Solo de Clovys Torres tem direção e dramaturgia de Gabriela Mellão

amilton de azevedo
São Paulo

DesolaDor

  • Quando sex., às 21h30, sáb. e seg., às 21h, dom., às 19h; até 19/3
  • Onde SP Escola de Teatro, pça Roosevelt, 210, tel. (11) 3775-8600
  • Preço R$ 20 a R$ 40
  • Classificação 14 anos

Conforme afirma Florence de Mèredieu em "Eis Antonin Artaud" --biografia do artista francês que é inegavelmente uma das figuras centrais do teatro do século 20--, "recusar a loucura de Artaud seria negar e recusar o que ele foi em essência".

Clovys Torres em 'DesolaDor' - Lenise Pinheiro/Folhapress

"DesolaDor", solo protagonizado por Clovys Torres, com direção e dramaturgia --escrita a pedido do ator-- de Gabriela Mellão, busca construir um Artaud em decomposição em seu período mais fragilizado. De 1937 a 1946, passa por diversos asilos psiquiátricos até chegar ao manicômio de Rodez.

Lá, enquanto enfrenta sessões de eletrochoque, produz cartas e textos pessoais, em que reflete não só sobre sua condição individual, mas sobre a relação da sociedade com a condição humana.

Lucidez e loucura se apresentam em constante fricção. Ao estabelecer uma relação narrativa dentro da apresentação daquele homem, "DesolaDor" escolhe construir um Artaud de forma pouco artaudiana, por assim dizer.

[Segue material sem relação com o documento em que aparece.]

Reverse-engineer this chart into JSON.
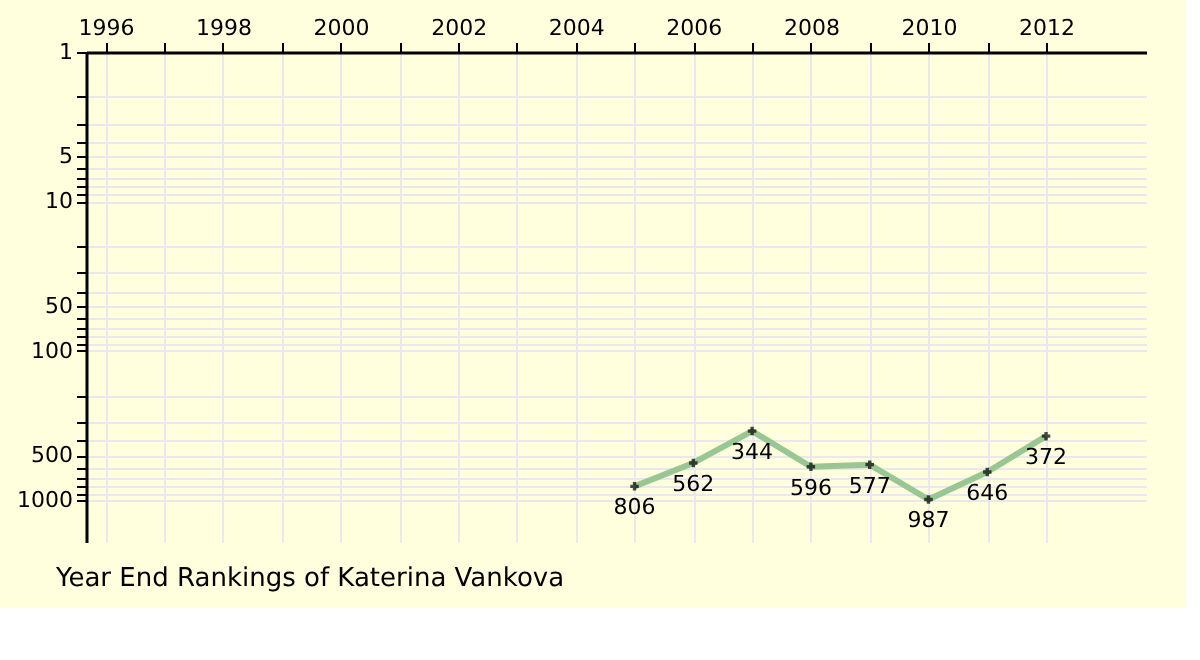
{
  "chart_data": {
    "type": "line",
    "title": "Year End Rankings of Katerina Vankova",
    "x": [
      2005,
      2006,
      2007,
      2008,
      2009,
      2010,
      2011,
      2012
    ],
    "series": [
      {
        "color": "#99c794",
        "values": [
          806,
          562,
          344,
          596,
          577,
          987,
          646,
          372
        ]
      }
    ],
    "data_labels": true,
    "marker": "cross",
    "line_style": "solid",
    "log": "y",
    "grid": true,
    "xlim": [
      1995.67,
      2013.7
    ],
    "ylim": [
      1900,
      1
    ],
    "xticks": [
      1996,
      {
        "value": 1997,
        "label": null
      },
      1998,
      {
        "value": 1999,
        "label": null
      },
      2000,
      {
        "value": 2001,
        "label": null
      },
      2002,
      {
        "value": 2003,
        "label": null
      },
      2004,
      {
        "value": 2005,
        "label": null
      },
      2006,
      {
        "value": 2007,
        "label": null
      },
      2008,
      {
        "value": 2009,
        "label": null
      },
      2010,
      {
        "value": 2011,
        "label": null
      },
      2012
    ],
    "yticks": [
      1,
      {
        "value": 2,
        "label": null
      },
      {
        "value": 3,
        "label": null
      },
      {
        "value": 4,
        "label": null
      },
      5,
      {
        "value": 6,
        "label": null
      },
      {
        "value": 7,
        "label": null
      },
      {
        "value": 8,
        "label": null
      },
      {
        "value": 9,
        "label": null
      },
      10,
      {
        "value": 20,
        "label": null
      },
      {
        "value": 30,
        "label": null
      },
      {
        "value": 40,
        "label": null
      },
      50,
      {
        "value": 60,
        "label": null
      },
      {
        "value": 70,
        "label": null
      },
      {
        "value": 80,
        "label": null
      },
      {
        "value": 90,
        "label": null
      },
      100,
      {
        "value": 200,
        "label": null
      },
      {
        "value": 300,
        "label": null
      },
      {
        "value": 400,
        "label": null
      },
      500,
      {
        "value": 600,
        "label": null
      },
      {
        "value": 700,
        "label": null
      },
      {
        "value": 800,
        "label": null
      },
      {
        "value": 900,
        "label": null
      },
      1000
    ]
  }
}
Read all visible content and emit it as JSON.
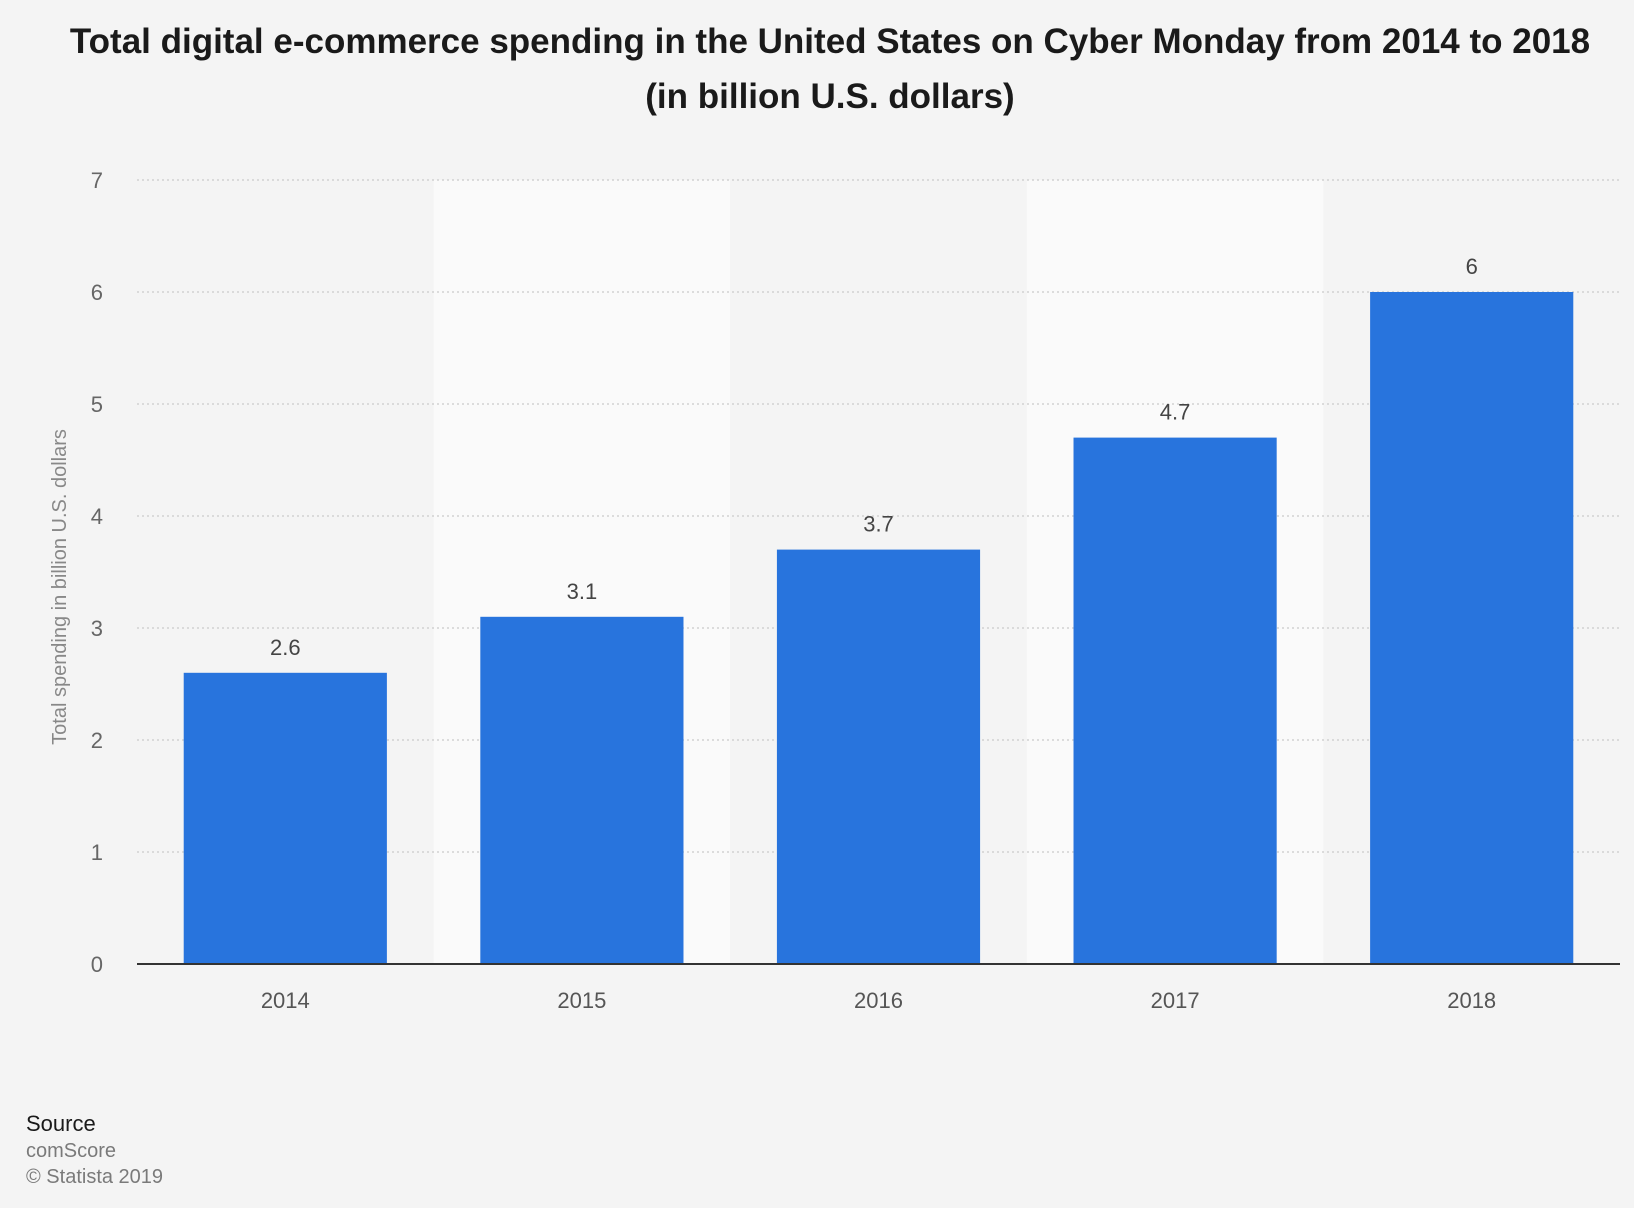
{
  "chart_data": {
    "type": "bar",
    "title": "Total digital e-commerce spending in the United States on Cyber Monday from 2014 to 2018 (in billion U.S. dollars)",
    "xlabel": "",
    "ylabel": "Total spending in billion U.S. dollars",
    "categories": [
      "2014",
      "2015",
      "2016",
      "2017",
      "2018"
    ],
    "values": [
      2.6,
      3.1,
      3.7,
      4.7,
      6
    ],
    "data_labels": [
      "2.6",
      "3.1",
      "3.7",
      "4.7",
      "6"
    ],
    "ylim": [
      0,
      7
    ],
    "yticks": [
      0,
      1,
      2,
      3,
      4,
      5,
      6,
      7
    ],
    "grid": true,
    "bar_color": "#2874dd",
    "legend": "none"
  },
  "source": {
    "heading": "Source",
    "name": "comScore",
    "copyright": "© Statista 2019"
  }
}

Não se trata de uma obra que busca, por exemplo, a "perturbação dos sentidos" tão almejada pelo autor. Certa agressividade na relação com o público aparenta ser recurso de identificação do espectador com a fragilidade e o sofrimento.

O olhar de Torres --em interpretação engajada, que por vezes parece trazer uma força excessiva-- fixado em direção à plateia gera desconforto. E, para materializar a potência do eletrochoque, fortes luzes assustam e quase cegam o público. São escolhas interessantes --que não se consolidam enquanto linguagem. Nesse sentido, a impressão é a de que há certo excesso de didatismo.

A obra busca equilibrar o universo do que é quase ininteligível do pensamento artaudiano, sua força pulsional, e a apreensão e discussão racional acerca das relações entre loucura e criação.

No texto, as ideias de Artaud se apresentam de forma cristalina, e a repetição de certos trechos permite abrir novas leituras de acordo com o registro de interpretação utilizado por Torres.

A fricção entre corpo e pensamento sustenta a encenação. É difícil localizar um momento em que não haja certo desencontro --quando o corpo está altivo, o pensamento aparece desorganizado e vice-versa.

Torres dialoga com a ideia de representação dentro da ideia do "duplo", tão articulada pelo artista francês.

"DesolaDor" aproxima a loucura da arte em torno de uma característica comum: o desvio da norma social. Apresenta dor, suplício e angústia pertencentes aos que estão à margem da sociedade.

Para quem não sabe quem foi Artaud, a loucura pode parecer recurso dramatúrgico para explorar este campo. Porém, mais do que apresentar um arauto que traz verdades não ditas, a peça busca tensionar reflexões individuais de alguém que foi gênio e louco.